В средних классах я отсидела с новоиспеченным гобоистом Лешей Некрасовым,которого после конкурса в 4 классе сослали из пианистов на эту деревянную дудку. Зато место мое находилось на первой парте. И на доске мне удавалось видеть многое из на ней написанного. Только вот. Этот самый Леша Некрасов. В ту пору меня окружил таким ненормальным вниманием. Что мама его возмутилась на одном из родительских собраний. И нас... Рассадили. Совсем.


Зато уже в старшей школе. Я снова оказалась сидящей за той же первой партой. Только вот соседкой мне стала та самая Лена Домрачева, о которой я и повествование свое озаглавила.  То есть она  сама тут же выбрала место за этой партой. И мне оставалось только сесть рядом с ней.Восьмой класс мы еще в формах ходили. А в девятом нам ввели послабление. И разрешили просто юбки носить. Так что  последнюю свою форму я носила очень недолго. Хоть на ней тоже был стоячий воротник. Только вот юбка. Не была плиссированной. И воротнички и манжеты я только год пришивала на ней.
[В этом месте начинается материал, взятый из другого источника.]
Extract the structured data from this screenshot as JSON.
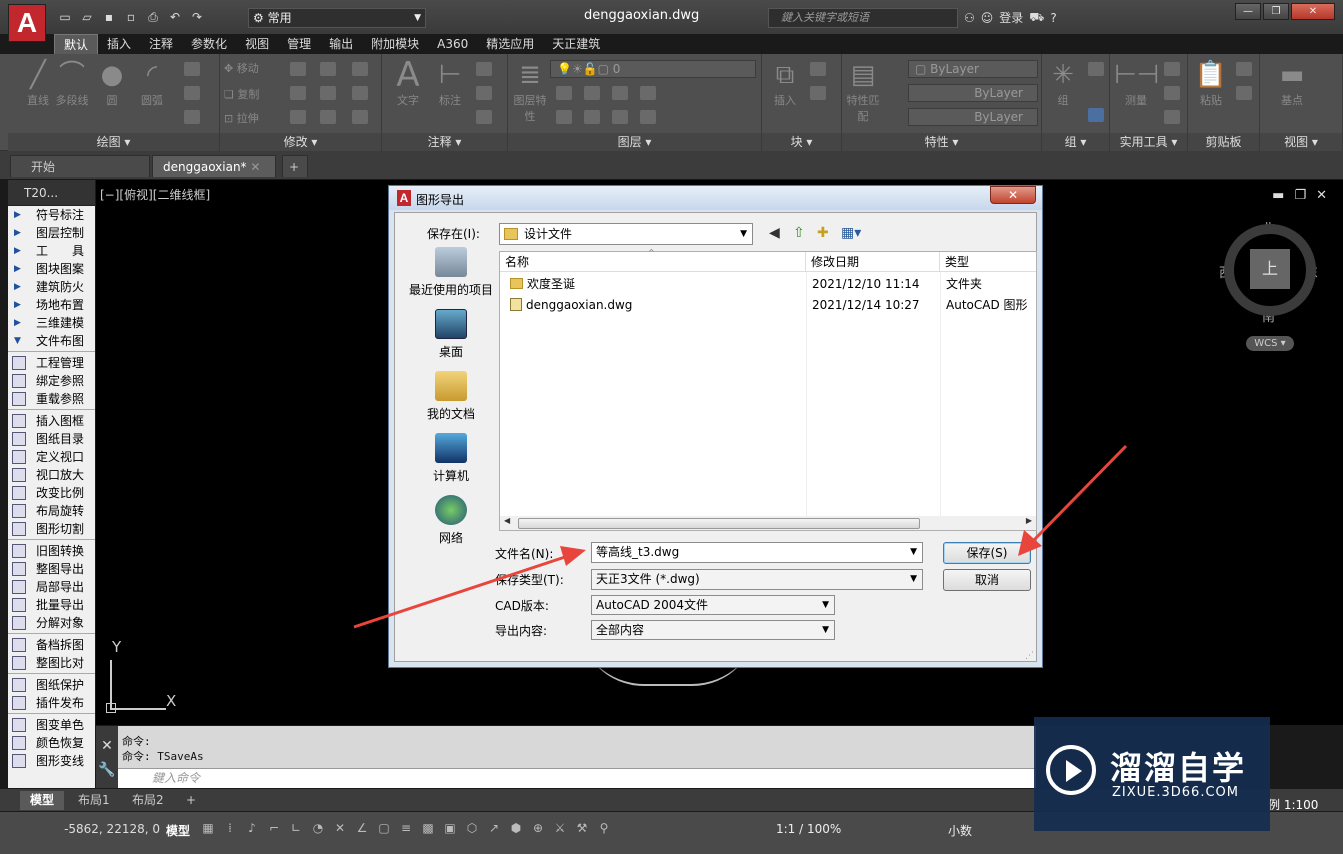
{
  "titlebar": {
    "logo": "A",
    "workspace": "常用",
    "document": "denggaoxian.dwg",
    "search_placeholder": "鍵入关键字或短语",
    "login": "登录"
  },
  "ribbon_tabs": [
    "默认",
    "插入",
    "注释",
    "参数化",
    "视图",
    "管理",
    "输出",
    "附加模块",
    "A360",
    "精选应用",
    "天正建筑"
  ],
  "ribbon_panels": {
    "draw": {
      "title": "绘图 ▾",
      "tools": [
        "直线",
        "多段线",
        "圆",
        "圆弧"
      ]
    },
    "modify": {
      "title": "修改 ▾",
      "tools": [
        "移动",
        "复制",
        "拉伸"
      ]
    },
    "annotation": {
      "title": "注释 ▾",
      "tools": [
        "文字",
        "标注"
      ]
    },
    "layers": {
      "title": "图层 ▾",
      "tools": [
        "图层特性"
      ],
      "layer_value": "0"
    },
    "block": {
      "title": "块 ▾",
      "tools": [
        "插入"
      ]
    },
    "properties": {
      "title": "特性 ▾",
      "tools": [
        "特性匹配"
      ],
      "bylayer": "ByLayer"
    },
    "groups": {
      "title": "组 ▾",
      "tools": [
        "组"
      ]
    },
    "utilities": {
      "title": "实用工具 ▾",
      "tools": [
        "测量"
      ]
    },
    "clipboard": {
      "title": "剪贴板",
      "tools": [
        "粘贴"
      ]
    },
    "view": {
      "title": "视图 ▾",
      "tools": [
        "基点"
      ]
    }
  },
  "file_tabs": [
    "开始",
    "denggaoxian*"
  ],
  "palette": {
    "title": "T20...",
    "groups_collapsed": [
      "符号标注",
      "图层控制",
      "工　　具",
      "图块图案",
      "建筑防火",
      "场地布置",
      "三维建模"
    ],
    "group_open": "文件布图",
    "items": [
      [
        "工程管理",
        "绑定参照",
        "重载参照"
      ],
      [
        "插入图框",
        "图纸目录",
        "定义视口",
        "视口放大",
        "改变比例",
        "布局旋转",
        "图形切割"
      ],
      [
        "旧图转换",
        "整图导出",
        "局部导出",
        "批量导出",
        "分解对象"
      ],
      [
        "备档拆图",
        "整图比对"
      ],
      [
        "图纸保护",
        "插件发布"
      ],
      [
        "图变单色",
        "颜色恢复",
        "图形变线"
      ]
    ]
  },
  "canvas": {
    "view_label": "[−][俯视][二维线框]",
    "compass": {
      "top": "上",
      "north": "北",
      "south": "南",
      "east": "东",
      "west": "西",
      "wcs": "WCS ▾"
    },
    "ucs_x": "X",
    "ucs_y": "Y"
  },
  "command": {
    "history": [
      "命令:",
      "命令: TSaveAs"
    ],
    "placeholder": "鍵入命令"
  },
  "layout_tabs": [
    "模型",
    "布局1",
    "布局2"
  ],
  "status": {
    "coords": "-5862, 22128, 0",
    "model": "模型",
    "scale": "1:1 / 100%",
    "units": "小数",
    "scale_right": "例 1:100"
  },
  "watermark": {
    "title": "溜溜自学",
    "url": "ZIXUE.3D66.COM"
  },
  "dialog": {
    "title": "图形导出",
    "close": "✕",
    "save_in_label": "保存在(I):",
    "save_in_value": "设计文件",
    "places": [
      "最近使用的项目",
      "桌面",
      "我的文档",
      "计算机",
      "网络"
    ],
    "columns": [
      "名称",
      "修改日期",
      "类型"
    ],
    "files": [
      {
        "name": "欢度圣诞",
        "date": "2021/12/10 11:14",
        "type": "文件夹",
        "kind": "folder"
      },
      {
        "name": "denggaoxian.dwg",
        "date": "2021/12/14 10:27",
        "type": "AutoCAD 图形",
        "kind": "dwg"
      }
    ],
    "filename_label": "文件名(N):",
    "filename_value": "等高线_t3.dwg",
    "filetype_label": "保存类型(T):",
    "filetype_value": "天正3文件 (*.dwg)",
    "cadver_label": "CAD版本:",
    "cadver_value": "AutoCAD 2004文件",
    "export_label": "导出内容:",
    "export_value": "全部内容",
    "save_button": "保存(S)",
    "cancel_button": "取消"
  },
  "colors": {
    "accent_arrow": "#e8453c",
    "autocad_red": "#c1272d",
    "canvas": "#000000"
  }
}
У этой Лены имелось пальто. Крайне зимнее. Такое ярко синее. С воротником из песца. Шапка у нее тоже была меховая. В нее она на улице укладывала косу, которую уже научилась закалывать шпильками вокруг головы. Эта коса дорого обходилась мальчишкам из нашего класса... Он быстро забаву придумали, чтобы скоротать уроки по физике с помощью косы  этой Лены. Они незаметно из уложенной Леной косы доставали несколько шпилек. И по одной шпильке втыкали в электрические розетки на каждой парте. Происходило... Замыкание. Короткое. И пока это все починяли обратно. можно было спокойно сбегать за пирожками у музея дедушки Калинина, в котором нас когда-то сделали пионерами.

еще того хуже досталось песцовому воротнику  синего пальто этой Лены. Там наш главный классный  плей-бой Андрей Иков,  украдкой драл из него клочки шерсти песца, таким неожиданным способом выражая свою симпатию к Лене, которая как раз  тогда у  него и случилась к ней.
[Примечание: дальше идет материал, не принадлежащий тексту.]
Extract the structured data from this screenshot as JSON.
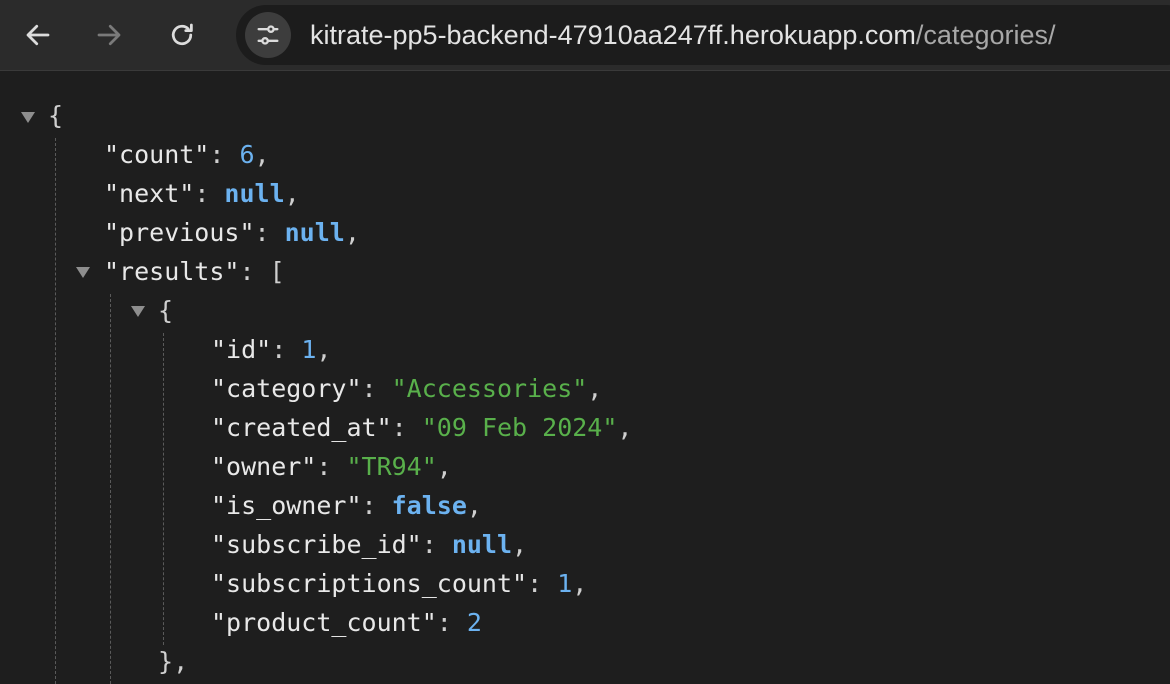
{
  "browser": {
    "url_domain": "kitrate-pp5-backend-47910aa247ff.herokuapp.com",
    "url_path": "/categories/",
    "icons": [
      "back-arrow-icon",
      "forward-arrow-icon",
      "reload-icon",
      "tune-icon"
    ]
  },
  "json": {
    "open_brace": "{",
    "close_brace": "}",
    "open_bracket": "[",
    "comma": ",",
    "colon": ": ",
    "count": {
      "key": "\"count\"",
      "value": "6"
    },
    "next": {
      "key": "\"next\"",
      "value": "null"
    },
    "previous": {
      "key": "\"previous\"",
      "value": "null"
    },
    "results": {
      "key": "\"results\""
    },
    "item": {
      "id": {
        "key": "\"id\"",
        "value": "1"
      },
      "category": {
        "key": "\"category\"",
        "value": "\"Accessories\""
      },
      "created_at": {
        "key": "\"created_at\"",
        "value": "\"09 Feb 2024\""
      },
      "owner": {
        "key": "\"owner\"",
        "value": "\"TR94\""
      },
      "is_owner": {
        "key": "\"is_owner\"",
        "value": "false"
      },
      "subscribe_id": {
        "key": "\"subscribe_id\"",
        "value": "null"
      },
      "subscriptions_count": {
        "key": "\"subscriptions_count\"",
        "value": "1"
      },
      "product_count": {
        "key": "\"product_count\"",
        "value": "2"
      }
    }
  },
  "colors": {
    "background": "#1e1e1e",
    "toolbar": "#2b2b2b",
    "number": "#6cb2f0",
    "string": "#59b04b",
    "key": "#e8e8e8"
  }
}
Со мной-то... О подобном и думать не следовало никогда. С Иковым мы договор заключили почти сразу, как он начал с нами  учиться с пятого класса. Ни малейшей любви быть не могло. Только чистая дружба на уровне братской.

Несколько сложностей нам, конечно, доставляли ежедневные возвращения из школы домой. Так уж повелось, что мы из школы выходили сплоченной группой, когда школа уже закрывалась на ночь. Мы шли до метро. А в метро теряли бойцов по одному, которые выходили на  своих остановках. Хоть по хорошей погоде мы намного дольше шли пешком по Москве. Но в конечном итоге нас оставалось все меньше. Только те, кто жил дальше всех.

Потом... Мы  почти прожили жизнь. У всех бесконечно разную в целом. Но воспоминания о детстве и теперь согревают души живущим.